His concern was valid. She’d been furious when he’d lost one job after another because he couldn’t get along with the financiers who controlled the projects.

“I don’t need you for an income,” she said, but he shook his head in frustration. He couldn’t understand her, so he pointed to the notepad. It was progress. At least he was listening to her. She wrote as quickly as possible.

I don’t need you for an income. I can work until you are on your feet again. We are partners. We should never have lost sight of that
.

This time when he read the note, his face softened. He swallowed hard, his Adam’s apple bobbing. She stepped in front of him, a thousand watts of love and affection blooming inside.

“I love you,” she said. “I love you, and I don’t pity you. You’re too pig-headed for that.” She used grand gestures to illustrate her point, and he must have understood most of it because he looked partly amused, partly indignant. But for the first time since the accident, the lopsided grin she’d always loved tilted across his face.

He tugged her into his arms and held her tightly, rocking
them both from side to side. How many years had it been since she’d let him hold her? It felt like coming home.

At last, Clyde pulled back, holding her shoulders and smiling down into her face. “I think everyone is watching us,” he said loudly. He glanced at the dozen patients and nurses on the breakfast patio, staring at them in amusement.

“They are, beloved.” Evelyn laughed.

Let them watch. She had found the man she loved. Beneath the careless insults, the forgotten anniversaries, and socks thrown on her clean floor, she had found a man. And she loved him desperately.

This was love. This was a marriage, in all its shining, imperfect glory.

It didn’t take long for Stella to locate the shared photographers’ studio down near the wharves. It was in a dilapidated section of town, the streets crowded with fishmongers carting in their haul. The repetitive slosh and slapping of the waves against the seawall was worrisome, a constant reminder of the cold, briny seawater just yards away.

It was a good thing she hadn’t had breakfast this morning or that sloshing water would have made her feel even more ill. Besides, how could she have an appetite when she was pursuing the slim chance that the police had a photograph of Gwendolyn’s dead body? Such a photograph seemed like a gross intrusion on her sister’s dignity, but Stella prayed it existed.

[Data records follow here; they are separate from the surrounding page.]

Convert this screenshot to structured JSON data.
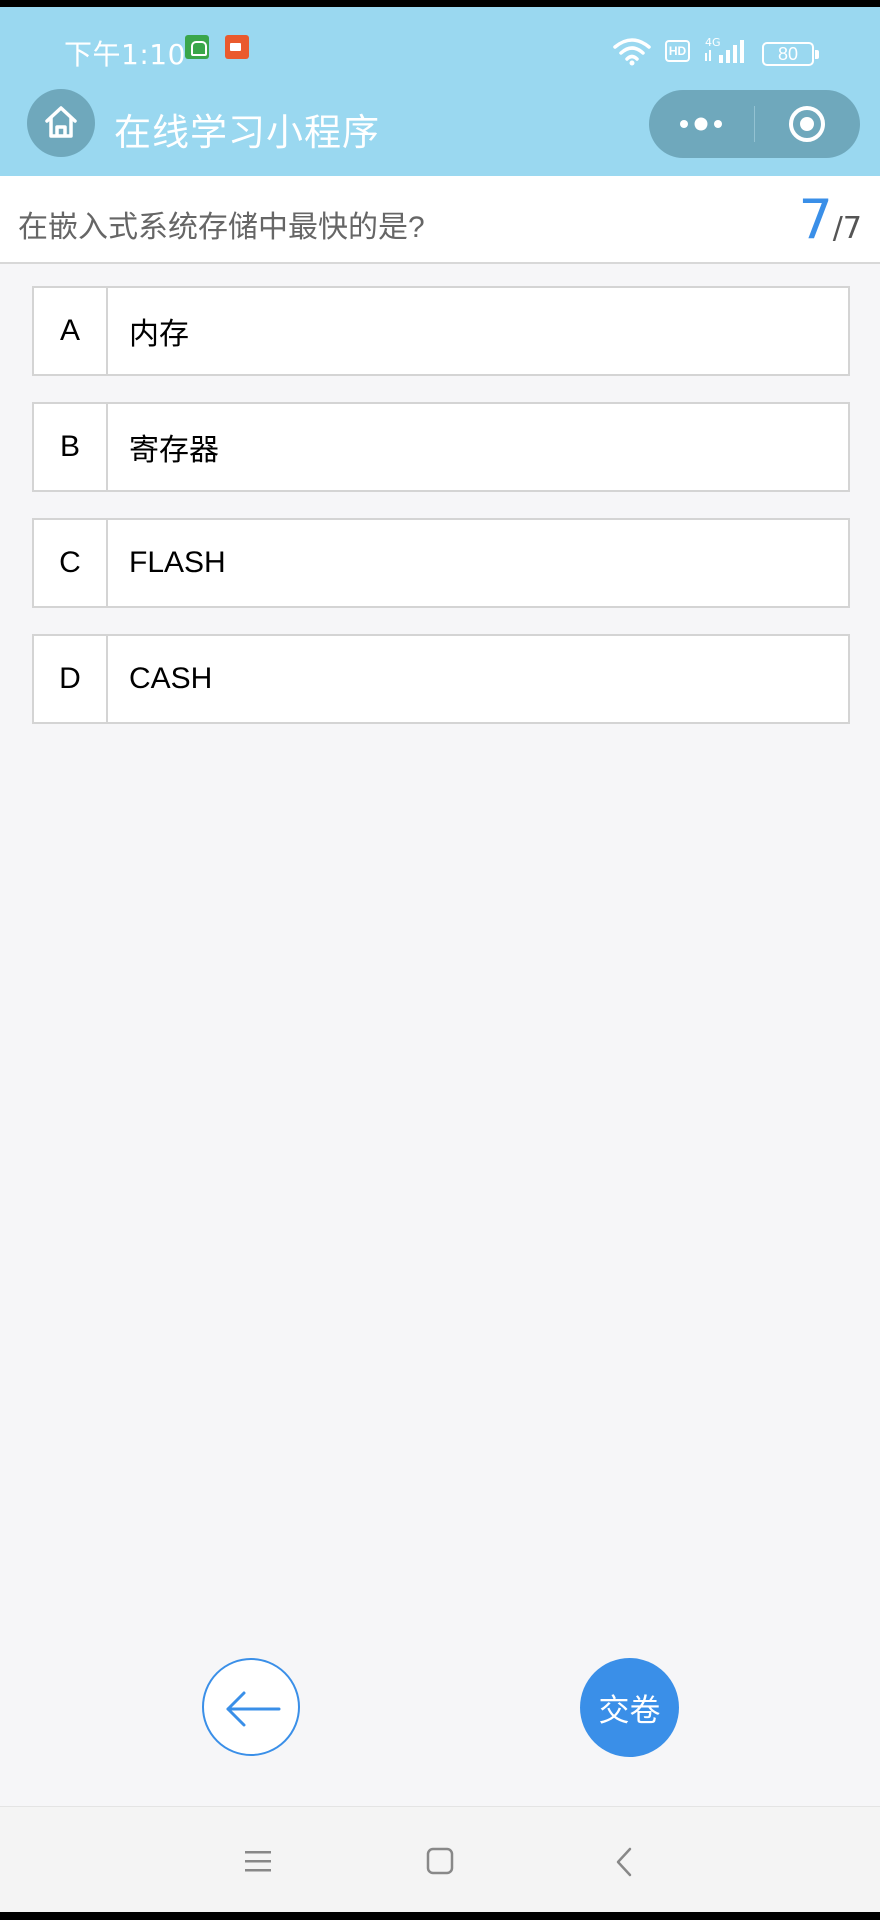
{
  "status_bar": {
    "time": "下午1:10",
    "hd": "HD",
    "network": "4G",
    "battery": "80"
  },
  "nav": {
    "title": "在线学习小程序",
    "home_icon": "home-icon",
    "more_icon": "more-dots-icon",
    "close_icon": "target-close-icon"
  },
  "question": {
    "text": "在嵌入式系统存储中最快的是?",
    "current": "7",
    "total": "/7"
  },
  "options": [
    {
      "letter": "A",
      "text": "内存"
    },
    {
      "letter": "B",
      "text": "寄存器"
    },
    {
      "letter": "C",
      "text": "FLASH"
    },
    {
      "letter": "D",
      "text": "CASH"
    }
  ],
  "actions": {
    "back_icon": "arrow-left-icon",
    "submit_label": "交卷"
  },
  "colors": {
    "header": "#9ad8f0",
    "accent": "#3a8fe8",
    "capsule": "#6fa8bc"
  }
}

The studio was in a windowless brick building amid the fish stalls and meat markets. The rent must have been inexpensive, for there was nothing pleasant about the space. She banged on the door, but there was no answer. A passing fishmonger told her the police had been by earlier to drag one of the photogra
phers to a textile mill where an overnight fire had caused two deaths. The others were at lunch. Stella had no choice but to wait on the cracked and rickety bench outside the studio for the photographers to return.